Accounting Today had an awesome article about IRS audits and the recent trends. The good news for taxpayers is that audit rates are down overall. In 2010 the audit rate was 0.9%, or 1.735 million tax returns. Last year it was only 0.5%, or 991,000 tax returns.
There is even better news with some of the specifics:
- Most audits are done by mail. The IRS asks for information and the taxpayer sends in the responsive documents. The number of field audits (an IRS auditor working directly with a taxpayer to address issues) keeps dropping, and last year the numbers were at an all-time low. Field audits are done for complex tax situations, and less than 250,000 were done last year.
- S-corporation or partnership tax returns have a very low audit rate at 0.22%. That’s less than half the overall audit rate of 0.5%
- If you make more than $1 million a year, your likelihood of audit is higher. 3% of taxpayers making more than $1 million were audited last year, but that’s down from the 12% who were audited in 2011.
- Criminal investigation cases are down 58% in the last five years. During the same period, the number of revenue agents (field auditors) and criminal investigators has dropped by about 25%. So it’s only natural that prosecutions have gone down too.
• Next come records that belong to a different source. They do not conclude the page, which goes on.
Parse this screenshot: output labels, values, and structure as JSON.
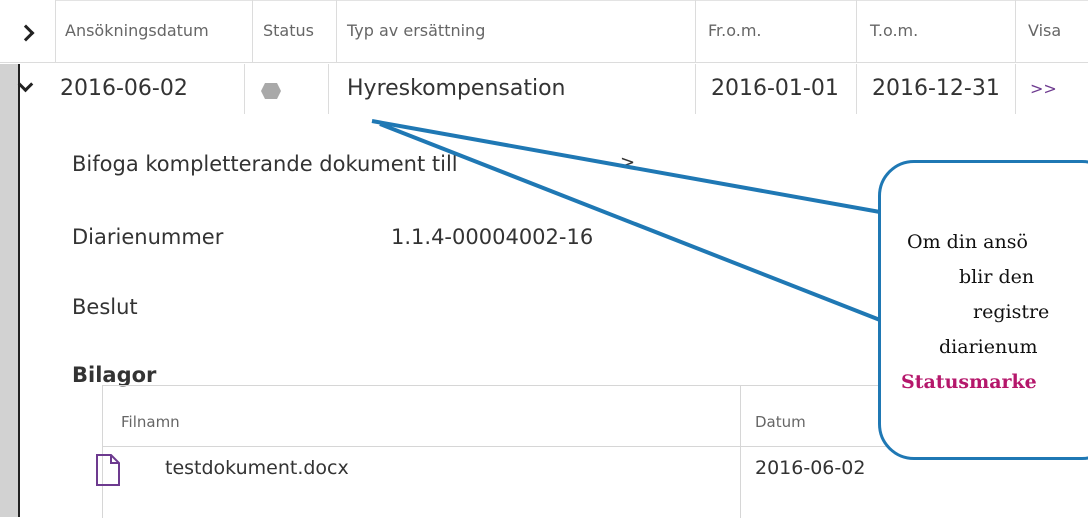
{
  "table": {
    "columns": [
      "Ansökningsdatum",
      "Status",
      "Typ av ersättning",
      "Fr.o.m.",
      "T.o.m.",
      "Visa"
    ],
    "row": {
      "ansokningsdatum": "2016-06-02",
      "typ": "Hyreskompensation",
      "from": "2016-01-01",
      "tom": "2016-12-31",
      "visa": ">>"
    }
  },
  "details": {
    "link_text": "Bifoga kompletterande dokument till",
    "link_tail": ">",
    "diarienummer_label": "Diarienummer",
    "diarienummer_value": "1.1.4-00004002-16",
    "beslut_label": "Beslut",
    "bilagor_label": "Bilagor",
    "attachments": {
      "headers": {
        "filnamn": "Filnamn",
        "datum": "Datum"
      },
      "rows": [
        {
          "filnamn": "testdokument.docx",
          "datum": "2016-06-02"
        }
      ]
    }
  },
  "callout": {
    "lines": [
      "Om din ansö",
      "blir den",
      "registre",
      "diarienum",
      "Statusmarke"
    ]
  },
  "colors": {
    "callout_border": "#1f78b4",
    "link_purple": "#6d3a8f",
    "callout_emphasis": "#b5176b"
  }
}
As Accounting Today notes, the IRS has always used the fear of audits to get people to voluntarily report all of their income and pay the taxes they owe. With audits down, that fear might not be so great anymore. However, the IRS uses other non-audit tools (such as letters that notify taxpayers of discrepancies and taxes due) which still create fear in taxpayers, and may therefore encourage compliance.